When: Tuesdays, 6:00pm - 8:50pm.
Location: Fuller Labs (FL320).

Instructor and Teaching Assistant:

    Prof. Yanhua Li
    Email: yli15 at wpi.edu
    Website: http://wpi.edu/~yli15/

    Weekly Office hours:

    Tues 12:00pm-1:00pm;
    In person (Location: UH 384)

    Others by appointments

    Teaching Assistant (TA):
    Mingzhi Hu,
    Email: mhu3@wpi.edu

    Weekly Office hours:
    Mondays 10-11am on Zoom (Zoom link is available on Canvas);
    Wednesdays 12-1pm in-persion (Location: UH 341)
    Others by appointments

Course Description:

    [Topics.] Reinforcement Learning (RL) is an area of machine learning concerned with how agents take actions in an environment with a goal of maximizing some notion of “cumulative reward”. The problem, due to its generality, is studied in many disciplines, and applied in many domains, including robotics and industrial automation, marketing, education and training, health and medicine, text, speech, dialog systems, finance, among many others. In this course, we will cover topics including: Markov decision processes, reinforcement learning algorithms value function based, actor-critics, policy gradient methods, representations for reinforcement learning (including deep learning), and inverse reinforcement learning. The course project(s) will require the implementation and application of many of the algorithms discussed in class.
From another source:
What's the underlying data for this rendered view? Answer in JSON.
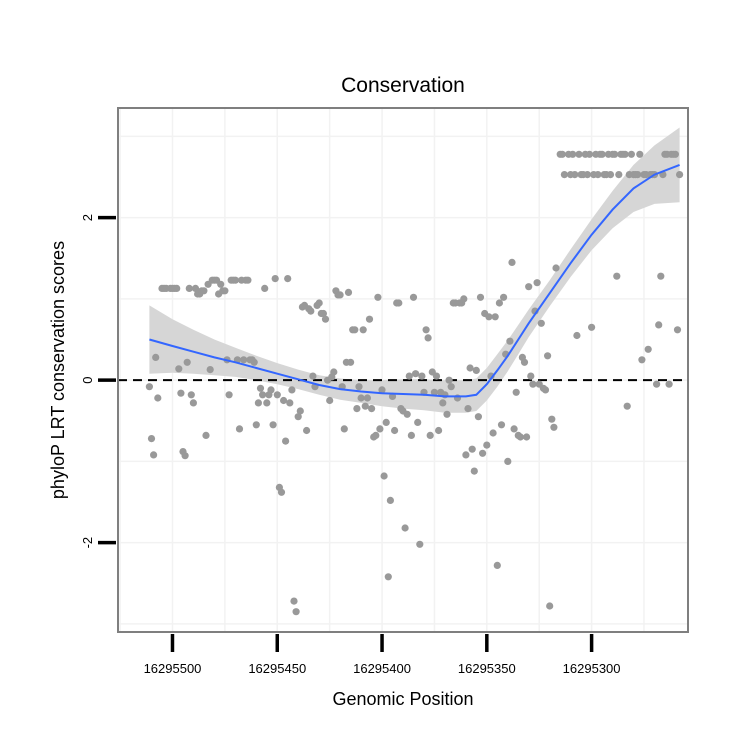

    [Recommended background.] This is an *advanced* graduate course which is primarily targeted for second (or higher) year Ph.D/MS graduate students. Suggested Prerequisites: Machine Learning (CS 539), and programming experience. Statistics at the undergraduate level, or permission of the instructor..

Textbook:

    The topic is evolving. Thus no one comprehensive text book exists that would contain the material we will study in this course. Instead we will be utilizing a variety of sources, including publications from the primary literature and book chapters. These manuscripts will be provided to the class and/or linked into our schedule.
    In particular, a number of the supporting readings will come from:
    Reinforcement Learning: An Introduction, Sutton and Barto, 2nd Edition. This is available for free here and references will refer to the final pdf version available here.
    Some other additional references that may be useful are listed below:
    Reinforcement Learning: State-of-the-Art, Marco Wiering and Martijn van Otterlo, Eds. [link]
    Artificial Intelligence: A Modern Approach, Stuart J. Russell and Peter Norvig. [link]
    Deep Learning, Ian Goodfellow, Yoshua Bengio, and Aaron Courville. [link]
    David Silver's course on Reiforcement Learning [link]

Coursework and Evaluation:

    The grading system for this course is A,B,C,D,F (without +/-).
    Oral Work: 10%.
    Quizzes/Exams: 30%.
    Class projects: 60% (Project 1 for 5%, Project 2 for 10%, Project 3 for 15%, Project 4 for 30%)
    Note:Please see more details of the breakdowns for each part in the grading page,and projects in the projects page.